En 2013, Marie Soulié, professeure de français au collège Daniel Argote à Orthez, présentait à Nantes au Forum des enseignants innovants un projet qui obtenait le prix du public : l’animation par les collégiens d’une agence de communication. En 2014, elle participe avec Aurore Coustalat, professeure d’anglais dans le même établissement, au Global Forum de Barcelone. C’est l’occasion de témoigner à nouveau de la belle dynamique d’une expérience, qui déborde désormais sur tout un travail d’équipe et s’est même prolongée par la création d’une webradio. C’est l’occasion de diffuser à nouveau la pertinence du projet qui confie aux élèves une mission d’importance : communiquer sur les réussites et spécificités de leur collège en utilisant différents médias (Web Tv, Web radio, réseaux sociaux, site internet, journal). En participant à l’agence « i-média », les élèves, tous volontaires, tous avec un profil particulier, non seulement s’éduquent aux médias, mais apprennent à mieux communiquer, reprennent confiance en eux-mêmes, et retrouvent, par les liens qu’ils tissent, une place à l’intérieur de l’école. Interview à deux voix.
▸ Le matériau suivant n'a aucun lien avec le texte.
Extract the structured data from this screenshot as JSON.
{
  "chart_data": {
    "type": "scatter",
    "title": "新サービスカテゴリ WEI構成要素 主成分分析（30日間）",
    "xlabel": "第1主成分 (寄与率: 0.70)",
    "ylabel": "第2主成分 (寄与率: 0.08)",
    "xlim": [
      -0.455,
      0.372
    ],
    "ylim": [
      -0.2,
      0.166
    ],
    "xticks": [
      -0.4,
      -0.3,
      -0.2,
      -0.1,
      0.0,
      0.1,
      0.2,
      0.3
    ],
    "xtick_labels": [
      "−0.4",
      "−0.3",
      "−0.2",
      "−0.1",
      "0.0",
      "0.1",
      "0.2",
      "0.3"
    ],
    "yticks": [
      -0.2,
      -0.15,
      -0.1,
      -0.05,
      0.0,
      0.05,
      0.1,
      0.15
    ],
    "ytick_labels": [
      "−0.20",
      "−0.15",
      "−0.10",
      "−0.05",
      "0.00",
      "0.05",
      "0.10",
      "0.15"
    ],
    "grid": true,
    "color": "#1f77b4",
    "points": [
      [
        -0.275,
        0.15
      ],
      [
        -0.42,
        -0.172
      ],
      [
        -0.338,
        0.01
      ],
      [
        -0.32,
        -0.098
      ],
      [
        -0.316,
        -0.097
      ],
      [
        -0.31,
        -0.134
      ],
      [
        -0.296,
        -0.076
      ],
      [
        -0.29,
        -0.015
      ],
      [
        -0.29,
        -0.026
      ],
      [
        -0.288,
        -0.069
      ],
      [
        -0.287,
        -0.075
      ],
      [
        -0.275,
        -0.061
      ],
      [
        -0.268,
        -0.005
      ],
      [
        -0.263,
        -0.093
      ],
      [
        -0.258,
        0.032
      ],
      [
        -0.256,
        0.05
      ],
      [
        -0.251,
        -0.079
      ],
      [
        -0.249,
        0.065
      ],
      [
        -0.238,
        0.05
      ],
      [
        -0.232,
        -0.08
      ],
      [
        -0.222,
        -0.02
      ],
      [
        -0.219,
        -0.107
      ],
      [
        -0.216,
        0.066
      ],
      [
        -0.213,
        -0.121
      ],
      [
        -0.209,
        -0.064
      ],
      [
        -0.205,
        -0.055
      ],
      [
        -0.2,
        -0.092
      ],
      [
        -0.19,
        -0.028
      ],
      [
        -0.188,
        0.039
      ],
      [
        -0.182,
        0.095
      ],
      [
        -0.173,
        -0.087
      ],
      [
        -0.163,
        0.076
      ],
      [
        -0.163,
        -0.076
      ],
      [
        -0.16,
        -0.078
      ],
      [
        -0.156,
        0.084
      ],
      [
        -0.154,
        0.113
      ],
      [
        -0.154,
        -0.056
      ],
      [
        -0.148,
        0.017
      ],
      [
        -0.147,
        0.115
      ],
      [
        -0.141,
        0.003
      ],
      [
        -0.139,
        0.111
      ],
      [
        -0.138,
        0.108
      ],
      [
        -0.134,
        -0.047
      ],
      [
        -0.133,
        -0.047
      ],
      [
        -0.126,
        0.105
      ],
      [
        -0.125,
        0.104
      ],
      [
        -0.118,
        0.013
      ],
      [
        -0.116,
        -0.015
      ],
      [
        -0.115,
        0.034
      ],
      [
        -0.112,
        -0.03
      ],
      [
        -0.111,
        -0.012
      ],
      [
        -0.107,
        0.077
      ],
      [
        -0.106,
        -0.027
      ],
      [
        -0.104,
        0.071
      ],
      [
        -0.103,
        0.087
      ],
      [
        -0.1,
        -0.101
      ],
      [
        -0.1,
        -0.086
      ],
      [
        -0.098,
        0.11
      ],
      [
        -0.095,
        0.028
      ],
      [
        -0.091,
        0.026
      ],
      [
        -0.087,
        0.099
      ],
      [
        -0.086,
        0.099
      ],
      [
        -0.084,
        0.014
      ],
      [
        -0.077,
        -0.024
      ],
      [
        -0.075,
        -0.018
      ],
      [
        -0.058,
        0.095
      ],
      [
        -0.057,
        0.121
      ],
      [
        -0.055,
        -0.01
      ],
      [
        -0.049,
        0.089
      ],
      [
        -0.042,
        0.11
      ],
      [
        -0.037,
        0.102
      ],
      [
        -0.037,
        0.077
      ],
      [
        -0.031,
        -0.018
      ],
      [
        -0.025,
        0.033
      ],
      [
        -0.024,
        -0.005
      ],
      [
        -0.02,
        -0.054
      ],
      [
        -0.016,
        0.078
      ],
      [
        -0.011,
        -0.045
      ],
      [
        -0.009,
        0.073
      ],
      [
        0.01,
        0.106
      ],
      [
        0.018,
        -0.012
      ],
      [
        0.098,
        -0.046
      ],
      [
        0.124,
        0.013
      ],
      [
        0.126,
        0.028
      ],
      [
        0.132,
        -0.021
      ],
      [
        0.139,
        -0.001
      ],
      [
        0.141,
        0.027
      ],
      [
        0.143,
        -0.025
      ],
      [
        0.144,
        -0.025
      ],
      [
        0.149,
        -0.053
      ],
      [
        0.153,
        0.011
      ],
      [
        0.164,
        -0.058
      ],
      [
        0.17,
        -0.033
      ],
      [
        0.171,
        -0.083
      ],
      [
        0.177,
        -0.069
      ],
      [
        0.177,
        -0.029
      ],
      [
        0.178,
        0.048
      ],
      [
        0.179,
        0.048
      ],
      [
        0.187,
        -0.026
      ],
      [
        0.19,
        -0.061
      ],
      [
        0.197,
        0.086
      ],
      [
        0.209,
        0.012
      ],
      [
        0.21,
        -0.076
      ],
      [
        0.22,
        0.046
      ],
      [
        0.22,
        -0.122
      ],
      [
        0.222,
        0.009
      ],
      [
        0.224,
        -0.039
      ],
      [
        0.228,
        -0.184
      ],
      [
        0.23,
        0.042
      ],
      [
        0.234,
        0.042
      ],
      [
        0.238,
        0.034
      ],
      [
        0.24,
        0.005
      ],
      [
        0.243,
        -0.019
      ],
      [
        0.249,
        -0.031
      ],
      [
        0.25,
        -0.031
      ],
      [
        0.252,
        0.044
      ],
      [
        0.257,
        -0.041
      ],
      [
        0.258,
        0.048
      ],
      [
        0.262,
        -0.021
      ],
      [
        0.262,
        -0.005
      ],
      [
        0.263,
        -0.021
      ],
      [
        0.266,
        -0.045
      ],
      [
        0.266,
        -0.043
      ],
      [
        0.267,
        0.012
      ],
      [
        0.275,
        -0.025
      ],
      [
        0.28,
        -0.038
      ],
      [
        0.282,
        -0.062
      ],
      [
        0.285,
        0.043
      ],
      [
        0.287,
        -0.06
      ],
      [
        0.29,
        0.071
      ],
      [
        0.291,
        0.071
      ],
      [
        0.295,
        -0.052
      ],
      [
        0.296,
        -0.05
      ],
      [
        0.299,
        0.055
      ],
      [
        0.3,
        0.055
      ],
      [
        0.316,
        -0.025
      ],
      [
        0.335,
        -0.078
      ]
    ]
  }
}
Qu’est-ce que l’agence « i-média » ?
I-média est une agence de communication créée dans un collège dans le cadre d’une classe projet média. Les élèves ont tous été volontaires et ont un profil particulier (élèves en grande difficulté, élèves décrocheurs, troubles du langage, problèmes liés au comportement, manque de confiance). Leur mission est de communiquer le plus possible sur les réussites et spécificités de leur collège en utilisant tous les médias (Web Tv, Web radio, réseaux sociaux, site internet, journal). Les objectifs visés pour ce groupe sont de sentir l’appartenance à un groupe uni, recréer du lien avec les adultes, reprendre confiance et évidemment communiquer.
Pouvez-vous donner des exemples précis de productions réalisées par les élèves ?
Les élèves ont déjà créé leur logo, leur site internet, leur page Facebook, ils ont également réalisé des émissions radios et sont en train de créer leur propre chaine de télévision avec un JT tous les 15 jours, un bulletin météo, une émission sportive … Toutes ces productions sont visibles sur notre site.
De nouveaux contrats et partenaires ont été trouvés. Par exemple, nous sommes invités en octobre 2014 au Salon du livre à Orthez pour y produire une émission de radio avec animation des débats, restitutions de lectures, interview d’auteurs et illustrateurs, plateau sur le salon… Pour la rentrée prochaine, les élèves vont aussi fabriquer un livret d’accueil pour les nouveaux enseignants, se faire eux-mêmes VRP de leur établissement auprès des professeurs !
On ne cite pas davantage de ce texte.